Desde Cataluña se ha hecho común la certeza de que el resto del Estado vive una etapa de agotamiento terminal. Sin decirlo abiertamente, se sobreentiende que Cataluña está excluida del desastre y no padece la sintomatología ni las condiciones de ese deterioro. Incluso más: la reclamación de indepedencia funciona en el mercado político y mediático como arma de resistencia al deterioro y mecanismo de urgencia para soltar lastre retardatario. La vieja ficción de la excepcionalidad de los pueblos escogidos parece regresar como fe común, y naturalmente retoma los instrumentos clásicos del nacionalismo. Fueron los españoles los que hicieron una transición pactista y descamisada, cobarde y apocada, y hemos sido nosotros, los catalanes, las víctimas de un proceso de chapuzas resignadamente toleradas.
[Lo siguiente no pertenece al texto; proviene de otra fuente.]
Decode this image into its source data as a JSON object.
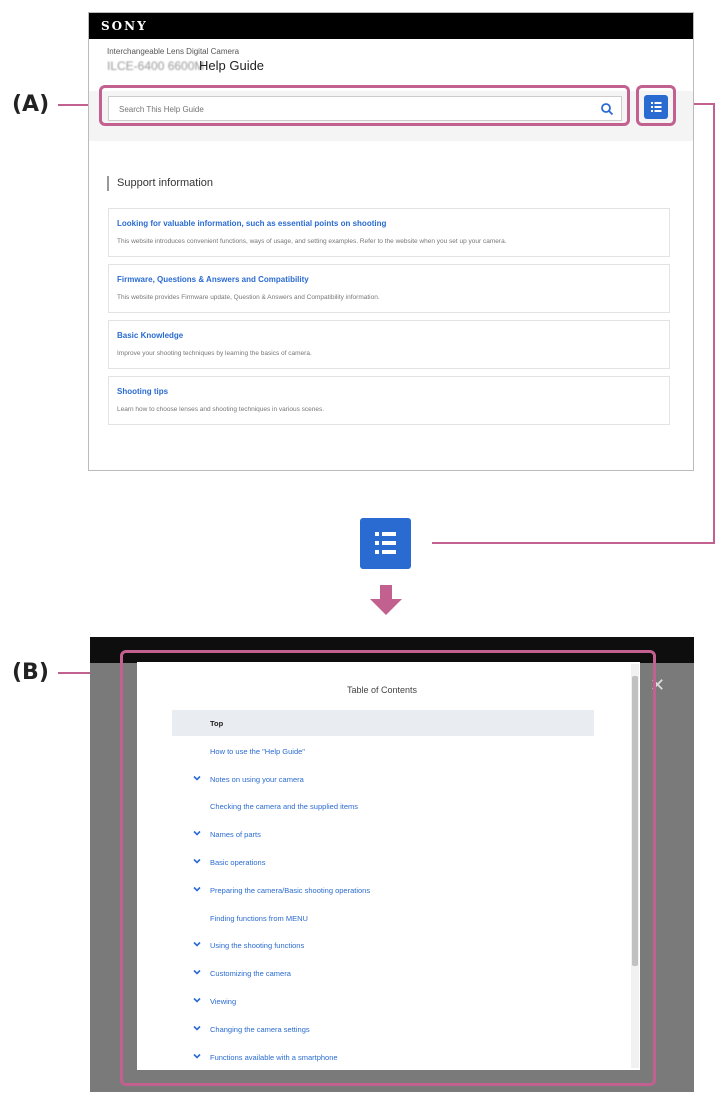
{
  "labels": {
    "a": "(A)",
    "b": "(B)"
  },
  "help_page": {
    "brand": "SONY",
    "subtitle": "Interchangeable Lens Digital Camera",
    "model": "ILCE-6400 6600M",
    "title": "Help Guide",
    "search": {
      "placeholder": "Search This Help Guide",
      "icon": "search-icon"
    },
    "toc_button_icon": "list-icon",
    "support_heading": "Support information",
    "cards": [
      {
        "title": "Looking for valuable information, such as essential points on shooting",
        "desc": "This website introduces convenient functions, ways of usage, and setting examples. Refer to the website when you set up your camera."
      },
      {
        "title": "Firmware, Questions & Answers and Compatibility",
        "desc": "This website provides Firmware update, Question & Answers and Compatibility information."
      },
      {
        "title": "Basic Knowledge",
        "desc": "Improve your shooting techniques by learning the basics of camera."
      },
      {
        "title": "Shooting tips",
        "desc": "Learn how to choose lenses and shooting techniques in various scenes."
      }
    ]
  },
  "toc_modal": {
    "title": "Table of Contents",
    "close_icon": "close-icon",
    "items": [
      {
        "label": "Top",
        "expandable": false,
        "active": true
      },
      {
        "label": "How to use the \"Help Guide\"",
        "expandable": false,
        "active": false
      },
      {
        "label": "Notes on using your camera",
        "expandable": true,
        "active": false
      },
      {
        "label": "Checking the camera and the supplied items",
        "expandable": false,
        "active": false
      },
      {
        "label": "Names of parts",
        "expandable": true,
        "active": false
      },
      {
        "label": "Basic operations",
        "expandable": true,
        "active": false
      },
      {
        "label": "Preparing the camera/Basic shooting operations",
        "expandable": true,
        "active": false
      },
      {
        "label": "Finding functions from MENU",
        "expandable": false,
        "active": false
      },
      {
        "label": "Using the shooting functions",
        "expandable": true,
        "active": false
      },
      {
        "label": "Customizing the camera",
        "expandable": true,
        "active": false
      },
      {
        "label": "Viewing",
        "expandable": true,
        "active": false
      },
      {
        "label": "Changing the camera settings",
        "expandable": true,
        "active": false
      },
      {
        "label": "Functions available with a smartphone",
        "expandable": true,
        "active": false
      }
    ]
  },
  "colors": {
    "accent": "#2a6bd1",
    "callout": "#c2608f",
    "sony_bar": "#000000"
  }
}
Es un relato conmovedor pero hace lo peor que puede hacer un relato político: adular al presente liberándolo infantilmente de sus propias responsabilidades en el pasado. Me temo que también es interesadamente ignorante de las condiciones reales de los pactos y los procesos de la Transición.
Las reservas que hoy pueden oponerse a esta o aquella decisión en los tiempos de la Transición son parte del trabajo que los historiadores intentan hacer, de acuerdo con el país que éramos. Ese análisis es profesional y no elude la reflexión política aunque aspira a identificar las causas plurales y a veces inconciliables que confluyeron: trata de tasar el amplio apoyo social que mantenía el franquismo en 1978; trata de medir el impacto de los muertos diarios de ETA (y la transigencia tácita con que la izquierda recibía las noticias de los muertos de la Guardia Civil o del Ejército franquista); trata de auscultar las rutas de la adaptación a la modernidad post-68 de una sociedad sin la menor formación democrática pero aceleradamente industrializada; trata de comprender el papel del relevo generacional desde la misma década de los sesenta y analizar el ansia de cambiar la caspa con chaqué o con gorra de plato de entonces por los destellos de una nueva clase política (clandestina hasta cuatro días atrás).
La vieja ficción de la excepcionalidad de los pueblos escogidos parece regresar como fe común, y retoma los instrumentos clásicos del nacionalismo
Pero nada de eso tiene la menor relación causal con la pluralidad de indecencias financieras, políticas y administrativas que estamos conociendo desde hace ya unos cuantos años y que afectan sobre todo a la década de los 90, y en adelante. Nada de eso tiene que ver tampoco con la desacomplejada y metódica privatización del Estado que la derecha está promoviendo silenciosamente en los gobiernos de Madrid y de Barcelona.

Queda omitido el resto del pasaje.